What’s Your Gear? Trail Running

DEMPSEY ORTEGA KNOWS TRAILS, and how to run them. After all, he grew up running on the National Park Service trails his father helped build as a ranger. These days, Ortega, the head coach of girls’ cross-country at North Central High School says he puts in four to six days a week running the trails around Spokane. To him, trail running isn’t just easy on the joints, or a healthy way to enjoy the natural surroundings, “it’s spiritually refreshing,” he says.

Trail running is a great way to keep in shape, says Ortega, whose running goals are more fitness- and occupation-based than competition-driven. He’s too busy organizing races, including this month’s Spokane River Run and meets for his high school athletes, to enter races himself.

Here’s the gear thet keeps him and his team going on rough spring trails:

SHOES: The Montrail Hurricanes XCR, a gore-tex lined shoe. “Athletes and runners in the area don’t necessarily use trail shoes,” he says, but Ortega emphasized the importance of aggressive treads on trail shoes in muddy conditions. For road running, he uses the ironically named Saucony Hurricanes. “I run in a road shoe ninety percent of the time because of the lightness of the shoes and the way they feel, but now I’m using the Montrail Hurricanes because I know they’re going to keep my feet dry and give me traction.”

SOCKS: Defeet. “I use them for running because I like the kind that come up a little higher than the shoe,” he says.

SHIRT: Anything synthetic. “Cotton kills,” he says, but he spoke highly of the tech-y Sports Science shirts, which are given as premiums for the 25K and 50K finishers in the Spokane River Run. “It has a cotton feel but it still has the wicking and doesn’t hold in water. It’s good for trails because if a shirt’s too synthetic and you get it in contact with Velcro from your watch or a tree branch, it just rips.”

VEST: A Nike or a Moonstone water-repellent, nylon-type vest. “Layering is important,” he says, but he usually wears only a long-sleeved synthetic shirt with the vest to keep from overheating.

PANTS: “A baggy type of tights,” by Nike or Sporthill. “Sporthill is a company out of Eugene, OR, and they know the climate in the Northwest, so for winter especially they know what they’re doing.”

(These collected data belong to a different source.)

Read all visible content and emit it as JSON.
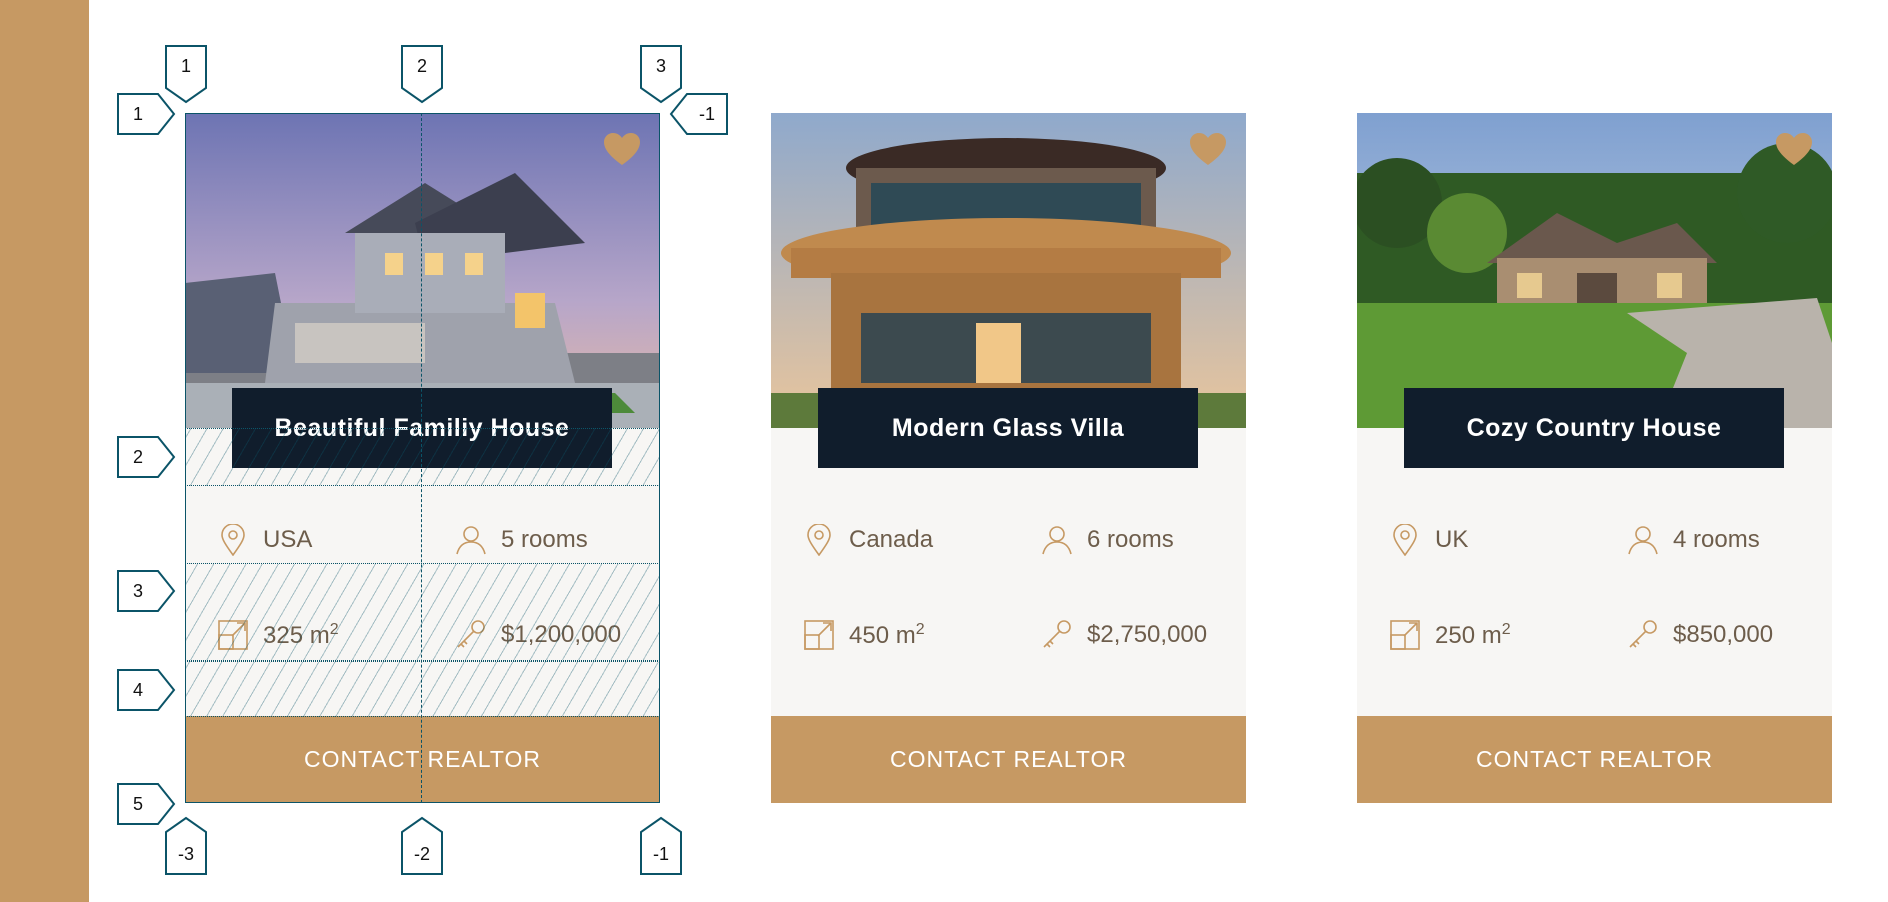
{
  "cards": [
    {
      "title": "Beautiful Familiy House",
      "location": "USA",
      "rooms": "5 rooms",
      "area": "325 m",
      "area_sup": "2",
      "price": "$1,200,000",
      "button": "CONTACT REALTOR"
    },
    {
      "title": "Modern Glass Villa",
      "location": "Canada",
      "rooms": "6 rooms",
      "area": "450 m",
      "area_sup": "2",
      "price": "$2,750,000",
      "button": "CONTACT REALTOR"
    },
    {
      "title": "Cozy Country House",
      "location": "UK",
      "rooms": "4 rooms",
      "area": "250 m",
      "area_sup": "2",
      "price": "$850,000",
      "button": "CONTACT REALTOR"
    }
  ],
  "grid_inspector": {
    "column_top": [
      "1",
      "2",
      "3"
    ],
    "column_bottom": [
      "-3",
      "-2",
      "-1"
    ],
    "row_left": [
      "1",
      "2",
      "3",
      "4",
      "5"
    ],
    "row_right": [
      "-1"
    ]
  },
  "colors": {
    "accent": "#c69963",
    "dark": "#101d2c",
    "card_bg": "#f7f6f4",
    "inspector": "#0b5468"
  },
  "icons": [
    "heart-icon",
    "map-pin-icon",
    "user-icon",
    "expand-icon",
    "key-icon"
  ]
}
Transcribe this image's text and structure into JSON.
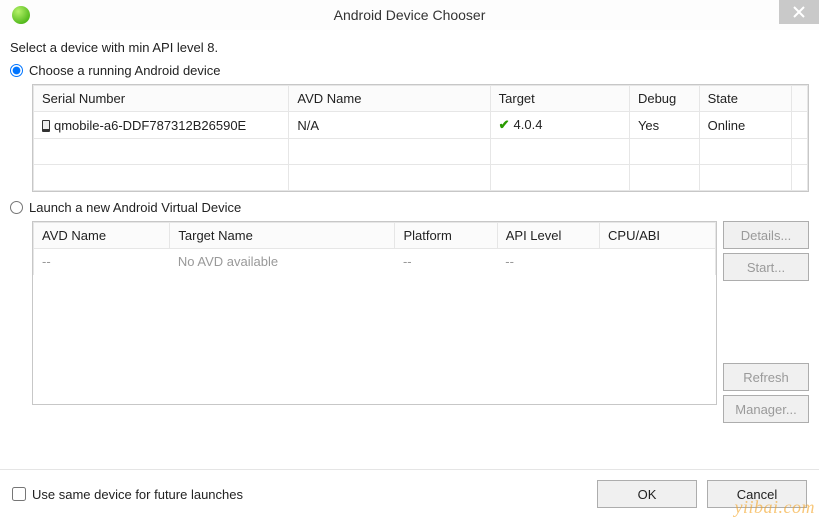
{
  "window": {
    "title": "Android Device Chooser",
    "subtitle": "Select a device with min API level 8."
  },
  "option_running": {
    "label": "Choose a running Android device",
    "selected": true,
    "columns": {
      "serial": "Serial Number",
      "avd": "AVD Name",
      "target": "Target",
      "debug": "Debug",
      "state": "State"
    },
    "rows": [
      {
        "serial": "qmobile-a6-DDF787312B26590E",
        "avd": "N/A",
        "target": "4.0.4",
        "debug": "Yes",
        "state": "Online"
      }
    ]
  },
  "option_launch": {
    "label": "Launch a new Android Virtual Device",
    "selected": false,
    "columns": {
      "avd": "AVD Name",
      "target": "Target Name",
      "platform": "Platform",
      "api": "API Level",
      "cpu": "CPU/ABI"
    },
    "rows": [
      {
        "avd": "--",
        "target": "No AVD available",
        "platform": "--",
        "api": "--",
        "cpu": ""
      }
    ],
    "buttons": {
      "details": "Details...",
      "start": "Start...",
      "refresh": "Refresh",
      "manager": "Manager..."
    }
  },
  "footer": {
    "checkbox": "Use same device for future launches",
    "checked": false,
    "ok": "OK",
    "cancel": "Cancel"
  },
  "watermark": "yiibai.com"
}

GLOVES: Scirus, “only in the winter.”

GLASSES: Ortega wears light-colored lenses on a regular basis, usually Ray-bans with a yellow tint.

HAT: Nike driFIT hats, summer and winter, “unless it’s really cold, and then I wear a stocking cap.”

WATER BOTTLE: “For a run over about an hour and a half, or if I know there won’t be a water source, it’s important to take water.” Ortega uses the Amphipod waist pack and oval-shaped water bottle.

GADGETS: As a high school running coach, it pays not to get lost. Ortega often runs with a Garmin forerunner. “I have the older version, the 201. It’s a GPS unit that can be worn on the wrist and it’s not much bigger than a lot of watches.” He uses it to mark the distance he’s run as a coaching reference, or when he’s in unfamiliar territory.
Ortega has also been known to run with a heart-rate monitor, a cell phone, a watch, and an mp3 player. “Flash drive mp3 players are fantastic because no matter how much you jar them, they’ll work.”

Each gadget has its use, he says, but trail running is best enjoyed without the comforts of modern gadgetry. His passion for trail running originates in the purity of the sport: “I want the [students] to appreciate running and realize that twenty or thirty years after high school they can go out for a run and enjoy it while enjoying nature,” he says.